Karena itu, *mengkonversi sistem pemerintahan dengan sistem apa pun,
termasuk sistem khilafah sentral dengan memusatkan kepemimpinan umat Islam
di dunia pada satu pemimpin, adalah tidak diperlukan*. Apalagi jika
konversi sistem itu akan menimbulkan *mudharat yang lebih besar*. Seperti
timbulnya chaos dalam bidang sosial, politik, ekonomi dan keamanan.
Lantaran, timbulnya kevakuman pemerintahan atau pemerintah yang tidak
mendapatkan dukungan rakyat luas, sehingga membuka peluang perang saudara
antar anak bangsa. (Imam al-Ghazali Al-Iqtishad Fil 'Itiqad, cet. 1988 hal.
148)
*Terlebih, mendirikan khilafah mendunia terbantahkan oleh dalil-dalil
berikut ini:*
Pertama, khilafah mendunia tidak memiliki akar dalil syar'i yang qath'i.
Adapun yang wajib dalam pandangan agama, adalah adanya *pemerintahan yang
menjaga kesejahteraan dan kemaslahatan dunia*. Terlepas dari apa dan
bagaimana sistem pemerintahannya.
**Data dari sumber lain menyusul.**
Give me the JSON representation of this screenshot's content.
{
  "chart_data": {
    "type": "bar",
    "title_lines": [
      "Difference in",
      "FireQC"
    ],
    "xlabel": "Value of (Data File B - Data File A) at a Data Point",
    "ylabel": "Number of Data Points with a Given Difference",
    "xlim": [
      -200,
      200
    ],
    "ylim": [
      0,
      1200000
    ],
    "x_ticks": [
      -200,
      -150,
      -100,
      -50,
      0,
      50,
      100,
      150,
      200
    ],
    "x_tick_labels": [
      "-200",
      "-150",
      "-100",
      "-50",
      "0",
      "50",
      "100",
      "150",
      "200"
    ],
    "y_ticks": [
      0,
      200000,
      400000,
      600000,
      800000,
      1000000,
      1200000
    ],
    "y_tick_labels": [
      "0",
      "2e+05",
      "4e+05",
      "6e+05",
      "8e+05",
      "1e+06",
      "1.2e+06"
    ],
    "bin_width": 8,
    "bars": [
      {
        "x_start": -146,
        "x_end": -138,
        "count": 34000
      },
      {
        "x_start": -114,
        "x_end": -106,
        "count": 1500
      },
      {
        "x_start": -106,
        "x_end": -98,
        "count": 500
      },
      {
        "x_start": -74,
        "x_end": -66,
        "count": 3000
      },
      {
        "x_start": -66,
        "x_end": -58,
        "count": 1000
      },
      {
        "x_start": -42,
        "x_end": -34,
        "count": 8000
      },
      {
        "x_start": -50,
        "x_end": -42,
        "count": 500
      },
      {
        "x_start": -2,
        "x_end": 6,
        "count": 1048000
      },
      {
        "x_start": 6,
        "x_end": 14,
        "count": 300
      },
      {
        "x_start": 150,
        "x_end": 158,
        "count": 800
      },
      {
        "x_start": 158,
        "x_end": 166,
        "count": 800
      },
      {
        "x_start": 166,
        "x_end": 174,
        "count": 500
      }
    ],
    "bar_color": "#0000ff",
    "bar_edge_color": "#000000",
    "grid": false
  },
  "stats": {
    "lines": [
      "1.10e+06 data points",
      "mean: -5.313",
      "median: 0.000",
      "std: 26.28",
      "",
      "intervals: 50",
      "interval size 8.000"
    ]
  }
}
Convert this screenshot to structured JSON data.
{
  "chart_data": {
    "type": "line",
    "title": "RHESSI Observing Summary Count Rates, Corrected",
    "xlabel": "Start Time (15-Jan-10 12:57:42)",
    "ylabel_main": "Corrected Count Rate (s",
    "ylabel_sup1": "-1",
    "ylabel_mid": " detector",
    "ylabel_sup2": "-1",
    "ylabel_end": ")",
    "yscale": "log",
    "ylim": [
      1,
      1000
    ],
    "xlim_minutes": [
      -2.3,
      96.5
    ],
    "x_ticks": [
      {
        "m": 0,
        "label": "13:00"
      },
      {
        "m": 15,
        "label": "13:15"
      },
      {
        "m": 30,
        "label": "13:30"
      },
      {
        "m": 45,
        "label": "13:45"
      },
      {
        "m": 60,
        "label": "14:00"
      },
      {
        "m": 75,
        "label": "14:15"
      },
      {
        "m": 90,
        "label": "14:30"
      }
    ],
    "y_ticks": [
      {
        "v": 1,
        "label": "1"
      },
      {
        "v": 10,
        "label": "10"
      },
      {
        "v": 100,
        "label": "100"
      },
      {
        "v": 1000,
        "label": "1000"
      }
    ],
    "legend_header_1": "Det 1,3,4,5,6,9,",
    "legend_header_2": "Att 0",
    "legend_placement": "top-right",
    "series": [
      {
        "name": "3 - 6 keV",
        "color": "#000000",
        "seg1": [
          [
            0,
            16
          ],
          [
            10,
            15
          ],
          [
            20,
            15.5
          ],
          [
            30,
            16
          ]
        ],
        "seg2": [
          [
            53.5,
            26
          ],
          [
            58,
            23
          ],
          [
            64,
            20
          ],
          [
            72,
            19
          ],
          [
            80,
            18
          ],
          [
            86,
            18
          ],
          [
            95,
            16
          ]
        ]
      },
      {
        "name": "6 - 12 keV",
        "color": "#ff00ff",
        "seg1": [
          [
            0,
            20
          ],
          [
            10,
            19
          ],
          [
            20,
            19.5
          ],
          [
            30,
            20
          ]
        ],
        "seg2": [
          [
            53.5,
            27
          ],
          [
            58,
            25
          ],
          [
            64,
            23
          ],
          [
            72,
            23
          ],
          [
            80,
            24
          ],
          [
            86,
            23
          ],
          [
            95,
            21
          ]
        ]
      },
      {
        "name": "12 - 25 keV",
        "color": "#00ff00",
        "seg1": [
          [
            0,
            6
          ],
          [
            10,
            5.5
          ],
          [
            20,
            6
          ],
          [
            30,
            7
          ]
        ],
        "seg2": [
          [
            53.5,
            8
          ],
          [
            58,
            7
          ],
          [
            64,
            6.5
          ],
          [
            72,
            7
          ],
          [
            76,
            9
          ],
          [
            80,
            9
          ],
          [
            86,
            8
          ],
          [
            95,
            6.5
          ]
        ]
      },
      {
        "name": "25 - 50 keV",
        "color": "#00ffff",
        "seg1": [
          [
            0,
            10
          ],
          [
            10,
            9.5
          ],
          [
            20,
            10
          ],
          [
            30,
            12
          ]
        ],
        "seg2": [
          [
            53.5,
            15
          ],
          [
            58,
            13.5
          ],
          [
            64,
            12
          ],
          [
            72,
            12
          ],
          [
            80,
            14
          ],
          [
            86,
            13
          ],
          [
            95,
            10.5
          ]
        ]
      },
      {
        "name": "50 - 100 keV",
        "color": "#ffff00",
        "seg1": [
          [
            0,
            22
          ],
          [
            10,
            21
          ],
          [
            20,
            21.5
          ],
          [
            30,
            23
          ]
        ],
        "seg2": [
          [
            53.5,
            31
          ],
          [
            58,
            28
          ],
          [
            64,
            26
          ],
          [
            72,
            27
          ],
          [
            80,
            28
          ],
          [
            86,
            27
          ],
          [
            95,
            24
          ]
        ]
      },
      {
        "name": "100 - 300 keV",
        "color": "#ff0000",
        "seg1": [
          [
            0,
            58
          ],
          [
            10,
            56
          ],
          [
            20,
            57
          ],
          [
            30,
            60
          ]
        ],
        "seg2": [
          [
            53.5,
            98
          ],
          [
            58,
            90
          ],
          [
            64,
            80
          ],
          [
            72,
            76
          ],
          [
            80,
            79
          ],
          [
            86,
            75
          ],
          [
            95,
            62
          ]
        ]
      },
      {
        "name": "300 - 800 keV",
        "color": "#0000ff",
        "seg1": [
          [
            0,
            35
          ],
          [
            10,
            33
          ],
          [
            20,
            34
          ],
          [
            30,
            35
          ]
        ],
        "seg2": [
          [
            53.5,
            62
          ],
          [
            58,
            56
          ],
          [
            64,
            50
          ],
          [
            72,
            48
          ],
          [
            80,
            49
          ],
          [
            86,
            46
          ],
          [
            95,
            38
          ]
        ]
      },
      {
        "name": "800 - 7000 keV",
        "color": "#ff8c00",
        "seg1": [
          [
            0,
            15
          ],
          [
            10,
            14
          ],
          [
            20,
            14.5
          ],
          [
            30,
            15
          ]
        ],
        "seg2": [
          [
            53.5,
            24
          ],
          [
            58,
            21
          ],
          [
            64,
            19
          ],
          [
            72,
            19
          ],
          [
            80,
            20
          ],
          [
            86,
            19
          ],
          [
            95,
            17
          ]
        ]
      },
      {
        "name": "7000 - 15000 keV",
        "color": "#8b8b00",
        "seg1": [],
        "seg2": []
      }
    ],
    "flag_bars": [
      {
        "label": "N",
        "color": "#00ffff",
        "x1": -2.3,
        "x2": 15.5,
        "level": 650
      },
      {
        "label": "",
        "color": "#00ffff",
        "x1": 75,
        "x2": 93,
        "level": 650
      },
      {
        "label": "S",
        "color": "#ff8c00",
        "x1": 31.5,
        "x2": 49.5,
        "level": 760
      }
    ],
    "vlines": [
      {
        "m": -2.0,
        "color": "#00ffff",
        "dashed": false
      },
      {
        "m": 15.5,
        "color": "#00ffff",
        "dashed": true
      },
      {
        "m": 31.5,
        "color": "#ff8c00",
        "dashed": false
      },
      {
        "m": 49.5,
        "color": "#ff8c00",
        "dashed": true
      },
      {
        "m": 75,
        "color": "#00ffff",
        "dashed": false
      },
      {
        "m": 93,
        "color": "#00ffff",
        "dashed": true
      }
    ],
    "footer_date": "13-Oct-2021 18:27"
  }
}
Karena itu, kita melihat para ulama di
berbagai negara di belahan dunia memperbolehkan, bahkan tak jarang yang
ikut terlibat langsung dalam proses membidani pemerintahan di negaranya
masing-masing. Beberapa contoh kasus dari sistem pemerintah di jaman
klasik, antara lain: Daulah Mamalik di Mesir, Daulah Mungol di India,
Daulah Hafshiyyah di Tunis, dan lain sebagainya.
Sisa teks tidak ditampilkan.